今回検討したElecsys,LIAISON,およびLUMIPULSEの相関性については,いずれの方法を比較しても非常に高い相関性が認められた。しかしその中でElecsysとLIAISONの相関において,回帰直線の95%信頼区間を大きく外れた検体が1件存在した。この乖離検体と同一患者の検体が検討期間中あと2件発生したため,その検体を含む合計3件の乖離検体について詳細な解析を行った。いずれの乖離検体においてもLIAISONと比較してElecsysが高値となるような乖離パターンを示したことから,検体由来の何らかの因子による影響が存在するものと示唆された。浜口ら7)はこれまでにElecsysがLIAISONと比較して低値を示すような乖離事例を報告しているが,この原因はビタミンDの代謝物質に対する交差反応性の違いによるものではないかと推測されている。Heijboerら8)は血清中の25(OH)DをDBPから遊離する原理の違いなどにより,血清中のDBPが高濃度であると測定法によってはすべての25(OH)Dが抽出できず,ID-XLC-MS/MSの測定値よりも低値となることがあるが,ElecsysではDBPが高濃度であってもID-XLC-MS/MSと同等の結果が得られたとしている。本検討で発生した乖離検体でもLIAISONはLC-MS/MSに比べて20%以上低値を,LUMIPULSEはLC-MS/MSに比べて15%程度低値を示していたが,ElecsysではLC-MS/MSに比べて10%程度高値を示しただけであり,高濃度のDBPが検体中に含まれている可能性が示唆された。そこで,ELISAを用いてDBP濃度を測定したところ,乖離検体のDBP濃度は1,000 μg/mL前後であり,ELISAキットの添付書で示されている参考基準範囲168~367 μg/mLと比べても非常に高値を示した。このことからも今回の高濃度乖離検体はDBP高値が原因であったと推測される。また,Elecsys/LIAISONとDBPの相関性においても,r = 0.64の正の相関性が認められ,DBPがLIAISONの測定値に負の影響を与えている可能性を裏付ける結果となった。LUMIPULSE/LIAISONとDBPの相関性においては,r = 0.51と正の相関性が認められたが,Elecsys/LIAISONとDBPの相関係数より0に近い値であったことから,LUMIPULSEはLIAISONよりDBPの影響を受けにくいが,ElecsysよりDBPの影響を受けやすいと推測できる。Elecsysの前処理液に含まれているジチオスレイトールは不可逆的にDBPを変性させる強い条件で25(OH)Dを遊離させており,そのことによって最もLC-MS/MSと近い測定値が求められたものと考えられる。

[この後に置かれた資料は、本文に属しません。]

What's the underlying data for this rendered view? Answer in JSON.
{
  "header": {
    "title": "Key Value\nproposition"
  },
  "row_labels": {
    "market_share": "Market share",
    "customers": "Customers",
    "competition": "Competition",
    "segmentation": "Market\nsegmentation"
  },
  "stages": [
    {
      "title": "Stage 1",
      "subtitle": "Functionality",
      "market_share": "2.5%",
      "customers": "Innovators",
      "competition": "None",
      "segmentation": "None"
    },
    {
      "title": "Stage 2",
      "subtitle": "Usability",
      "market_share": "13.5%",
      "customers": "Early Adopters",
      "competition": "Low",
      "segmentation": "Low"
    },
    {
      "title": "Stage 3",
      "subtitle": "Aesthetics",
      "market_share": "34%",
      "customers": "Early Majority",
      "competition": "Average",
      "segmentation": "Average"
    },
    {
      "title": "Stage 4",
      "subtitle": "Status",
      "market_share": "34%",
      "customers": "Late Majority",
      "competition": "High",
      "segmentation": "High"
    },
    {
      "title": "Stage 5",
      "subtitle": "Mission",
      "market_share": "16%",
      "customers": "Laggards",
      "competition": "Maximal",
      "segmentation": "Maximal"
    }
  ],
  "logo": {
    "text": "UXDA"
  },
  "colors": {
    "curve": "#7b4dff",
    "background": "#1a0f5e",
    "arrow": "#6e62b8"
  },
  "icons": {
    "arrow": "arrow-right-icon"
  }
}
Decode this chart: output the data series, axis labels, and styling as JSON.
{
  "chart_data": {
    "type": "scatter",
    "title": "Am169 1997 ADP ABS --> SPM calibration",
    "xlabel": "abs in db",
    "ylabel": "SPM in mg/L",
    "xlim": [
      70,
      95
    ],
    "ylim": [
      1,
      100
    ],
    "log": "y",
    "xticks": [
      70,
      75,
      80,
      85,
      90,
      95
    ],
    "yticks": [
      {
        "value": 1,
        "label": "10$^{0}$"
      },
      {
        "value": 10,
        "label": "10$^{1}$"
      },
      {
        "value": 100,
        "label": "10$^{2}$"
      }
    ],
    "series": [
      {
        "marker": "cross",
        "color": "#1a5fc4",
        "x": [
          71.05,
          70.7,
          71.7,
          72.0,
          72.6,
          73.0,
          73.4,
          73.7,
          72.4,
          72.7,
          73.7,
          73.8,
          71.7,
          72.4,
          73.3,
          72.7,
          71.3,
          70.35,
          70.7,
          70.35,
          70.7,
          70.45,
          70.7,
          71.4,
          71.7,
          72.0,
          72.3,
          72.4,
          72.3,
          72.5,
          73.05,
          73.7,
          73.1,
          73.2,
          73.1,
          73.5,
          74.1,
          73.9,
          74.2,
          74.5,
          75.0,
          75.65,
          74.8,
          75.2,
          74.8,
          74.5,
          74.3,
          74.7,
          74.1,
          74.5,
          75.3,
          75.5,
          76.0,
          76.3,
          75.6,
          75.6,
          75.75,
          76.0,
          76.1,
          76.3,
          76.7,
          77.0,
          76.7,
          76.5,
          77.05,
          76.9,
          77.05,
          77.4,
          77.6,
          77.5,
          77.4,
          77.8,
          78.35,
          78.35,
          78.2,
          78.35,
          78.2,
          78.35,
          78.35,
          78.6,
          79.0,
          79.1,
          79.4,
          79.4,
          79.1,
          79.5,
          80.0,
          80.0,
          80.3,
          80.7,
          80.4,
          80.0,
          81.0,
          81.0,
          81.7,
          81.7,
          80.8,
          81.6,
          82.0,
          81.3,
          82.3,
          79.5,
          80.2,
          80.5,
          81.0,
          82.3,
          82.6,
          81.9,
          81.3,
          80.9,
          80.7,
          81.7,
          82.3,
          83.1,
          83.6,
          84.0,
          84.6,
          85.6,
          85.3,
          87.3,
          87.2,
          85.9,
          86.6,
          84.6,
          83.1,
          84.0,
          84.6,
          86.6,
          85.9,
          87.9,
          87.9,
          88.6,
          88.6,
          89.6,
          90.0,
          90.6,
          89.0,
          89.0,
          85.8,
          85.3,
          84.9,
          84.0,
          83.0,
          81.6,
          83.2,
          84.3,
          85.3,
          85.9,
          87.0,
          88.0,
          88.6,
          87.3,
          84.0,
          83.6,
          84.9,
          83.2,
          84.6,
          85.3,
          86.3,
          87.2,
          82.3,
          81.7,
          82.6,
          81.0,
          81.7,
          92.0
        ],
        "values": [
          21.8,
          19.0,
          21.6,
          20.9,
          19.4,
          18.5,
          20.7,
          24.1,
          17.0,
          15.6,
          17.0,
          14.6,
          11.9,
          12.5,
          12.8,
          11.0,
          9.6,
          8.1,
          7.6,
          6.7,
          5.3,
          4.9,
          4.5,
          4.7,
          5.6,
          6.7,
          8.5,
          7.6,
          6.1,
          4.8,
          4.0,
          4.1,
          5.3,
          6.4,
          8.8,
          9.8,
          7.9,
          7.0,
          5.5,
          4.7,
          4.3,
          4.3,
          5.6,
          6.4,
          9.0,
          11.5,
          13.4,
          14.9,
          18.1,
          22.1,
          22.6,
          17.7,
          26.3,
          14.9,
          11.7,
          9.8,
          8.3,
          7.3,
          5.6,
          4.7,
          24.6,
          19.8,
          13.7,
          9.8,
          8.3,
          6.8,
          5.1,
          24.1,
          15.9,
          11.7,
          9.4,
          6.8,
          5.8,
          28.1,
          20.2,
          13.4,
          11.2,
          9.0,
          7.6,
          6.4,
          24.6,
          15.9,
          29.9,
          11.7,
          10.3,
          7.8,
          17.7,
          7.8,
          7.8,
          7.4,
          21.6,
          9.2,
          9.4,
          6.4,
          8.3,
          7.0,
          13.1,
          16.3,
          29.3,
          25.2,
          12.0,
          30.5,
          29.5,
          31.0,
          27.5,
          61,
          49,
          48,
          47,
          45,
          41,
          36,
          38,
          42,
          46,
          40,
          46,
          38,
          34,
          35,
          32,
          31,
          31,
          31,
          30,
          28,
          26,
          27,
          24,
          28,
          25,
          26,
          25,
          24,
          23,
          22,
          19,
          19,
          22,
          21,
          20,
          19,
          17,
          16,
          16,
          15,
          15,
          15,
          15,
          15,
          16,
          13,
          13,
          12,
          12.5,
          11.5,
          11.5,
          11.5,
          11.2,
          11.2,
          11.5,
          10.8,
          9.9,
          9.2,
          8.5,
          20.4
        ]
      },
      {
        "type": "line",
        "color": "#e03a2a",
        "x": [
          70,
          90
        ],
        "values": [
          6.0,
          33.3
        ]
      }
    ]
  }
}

DBPは,血清α2グロブリンの一部として発見され,“group-specific component(Gc-globulin)”と呼ばれていたが,その後ビタミンDと結合することからDBPと呼ばれるようになった9)。また,DBPは4番染色体長腕に存在するGC遺伝子にコードされており,アルブミン,αフェトプロテイン,およびαアルブミンなどと共にアルブミンスーパーファミリーに属している10)~12)。そしてそのGC遺伝子には多くの遺伝子多型が存在しており,それによってDBPにも等電点電気泳動による移動度の違いで区別される蛋白質多型が120余り知られている13)。その中でも,Gc1S,Gc1F,およびGc2がDBP多型の大部分を占めている14),15)。GC遺伝子多型とビタミンD代謝との関連性が従来から指摘されており,25(OH)Dと1,25(OH)2Dの親和性は,高いほうからGc1F > Gc1S > Gc2であるとされている16)。このようなDBPの性質から,DBPの表現型による機能の違いが血中25(OH)Dの濃度を規定する独立した因子であることが報告されている17)~19)。本研究で遭遇した乖離症例も,このDBP多型の影響を受けている可能性が示唆されるが,詳細な解析を行うことが困難であった。また,DBPはエストロゲンが多い妊娠中や1型糖尿病などで高値になることがあるとされているが20)~22),いずれも今回の乖離症例には当てはまらずDBPが高値であった原因についても不明である。
今回検討したエクルーシス試薬ビタミンDトータルIIは,日常検査に耐えうる十分な基礎的性能を確認することができた。DBPが高値の場合,LIAISONやLUMIPULSEと比較してElecsysで最もLC-MS/MSに近い測定値が得られた。
本論文に関連し,開示すべきCOI 状態にある企業等はありません。